By “you people” he meant NRBs (Non Resident Biharis), and by “bosses” he meant the journalists, or the so-called intelligentsia I guess.
So Nitish had done good work, in fact “far better” than what Lalu Yadav did, but that might not be enough for him to win the elections?
What the ‘common man’ is thinking, I wondered.
Then I recalled a story my father had told me when I was in Bihar during my school days. I guess it was late 1995 or so when either Lalu Yadav was seeking his first re-election or when he had already got back to power.
That period is supposed to be a dark chapter in the history of Bihar with the state witnessing high crime rate, economic collapse and migration of Biharis outside the state in pursuit of better opportunities.
At that time my father was working as a college reader in a suburban city called Bihar Sharif in the Nalanda district and used to commute almost daily from Patna, where we were staying so that we (me and my brother) could study in ‘better’ schools. So even within the state, there was migration; we had shifted to Patna sometime in 1991 for ‘better’ avenues.
The story I earlier referred to as having recalled by me after my discussion with the NDTV driver is a personal experience of my father in one of such trips to his college from Patna. He used to travel by buses and would usually read a book, but on that occasion he decided to join a discussion that was taking place in the bus. And not surprisingly, the topic of the discussion was politics.

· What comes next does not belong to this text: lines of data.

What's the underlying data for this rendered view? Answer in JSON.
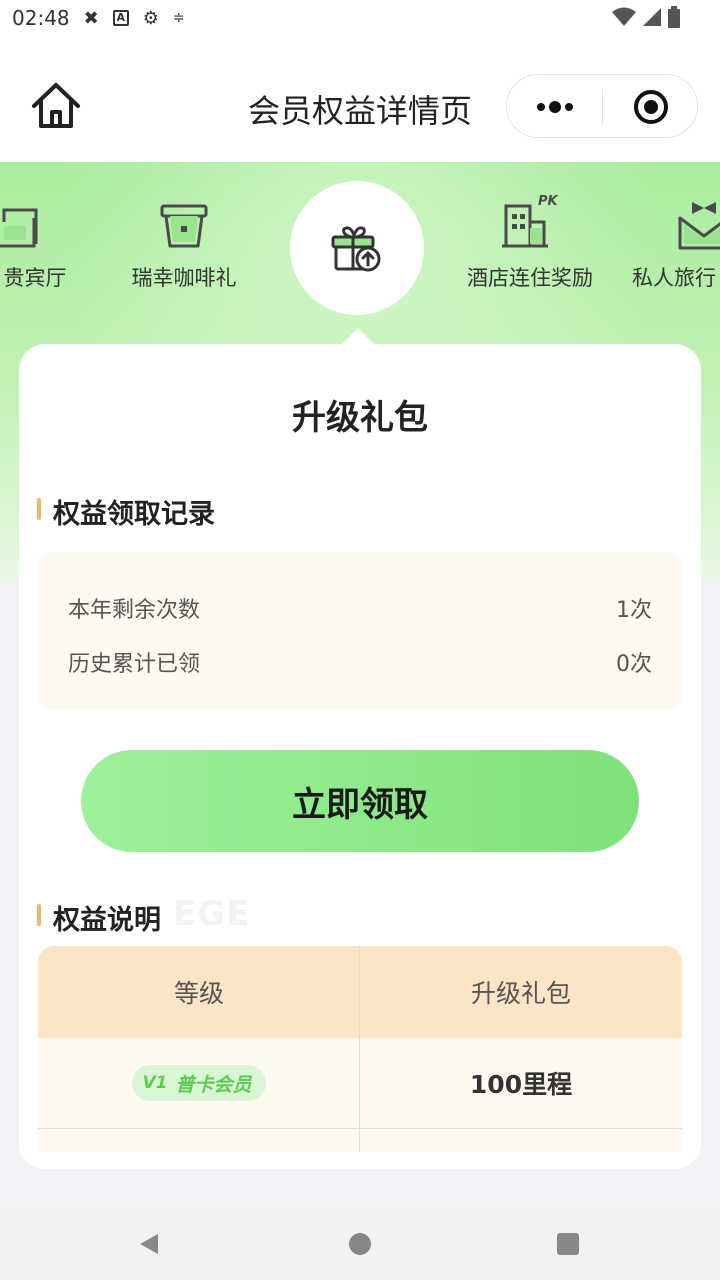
{
  "status_bar": {
    "time": "02:48"
  },
  "nav": {
    "title": "会员权益详情页"
  },
  "tabs": [
    {
      "label": "贵宾厅",
      "icon": "sofa-icon"
    },
    {
      "label": "瑞幸咖啡礼",
      "icon": "coffee-cup-icon"
    },
    {
      "label": "升级礼包",
      "icon": "gift-upgrade-icon",
      "active": true
    },
    {
      "label": "酒店连住奖励",
      "icon": "hotel-pk-icon",
      "badge": "PK"
    },
    {
      "label": "私人旅行",
      "icon": "butler-icon"
    }
  ],
  "card": {
    "title": "升级礼包",
    "record_section": {
      "heading": "权益领取记录",
      "rows": [
        {
          "label": "本年剩余次数",
          "value": "1次"
        },
        {
          "label": "历史累计已领",
          "value": "0次"
        }
      ]
    },
    "claim_button": "立即领取",
    "desc_section": {
      "heading": "权益说明",
      "watermark": "EGE",
      "table": {
        "headers": [
          "等级",
          "升级礼包"
        ],
        "rows": [
          {
            "level_code": "V1",
            "level_name": "普卡会员",
            "value": "100里程"
          }
        ]
      }
    }
  },
  "colors": {
    "accent_green": "#7ee27a",
    "header_orange": "#fbe5c7",
    "record_bg": "#fffaf1"
  }
}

People were discussing if Lalu’s government was good or not and the issue of law and order came up. My father happened to witness this dialogue (again, it was in Hindi and a translated version follows):
“Have you seen the crime level in the state? Each day there is some murder, kidnapping, dacoity. What is the government doing?” argued a person in the bus.
“What crap!” retorted another guy, who incidentally was sitting next to my father in the bus, arguing, “Arey tell me, you are going somewhere and some gunda comes, slaps you and takes away money from you. What can the government do in this?”
There should have been a stunned silence in the bus or an unbridled laughter at this point of time, but neither of these happened. The discussion was ‘normal’.
The guy looked towards my father to extract a supporting nod after he thought he made a valiant point in defense of the government. My father and others tried in vain to convince him that it indeed was the duty of the government to ensure the safety of each and every person on the road. He, along with some of ‘like-minded’ debaters, remained unconvinced.
That was how a ‘common man’, whom my father encountered, was thinking in those days.
I told you how the NDTV driver, the common man I encountered, is thinking nowadays.
And this is the change that has taken place in Bihar in span of just one generation.
The common man today is aware of what “development” really means and what the duties of a government are. There has been a sea-change in the awareness, aspirations, and expectations of the people of Bihar. They don’t see roads, water, electricity or security as any “luxury”, but as their “rights”, rather as their “birthrights”.
This change in mindset of the common man could be attributed to various factors, but I would, rightly or wrongly, credit Nitish Kumar’s government too for this. A Bihari that I know appreciates work done by Nitish government, but he wants “more”.
So, Congratulations Mr. Kumar for bringing this change, but you may lose the elections.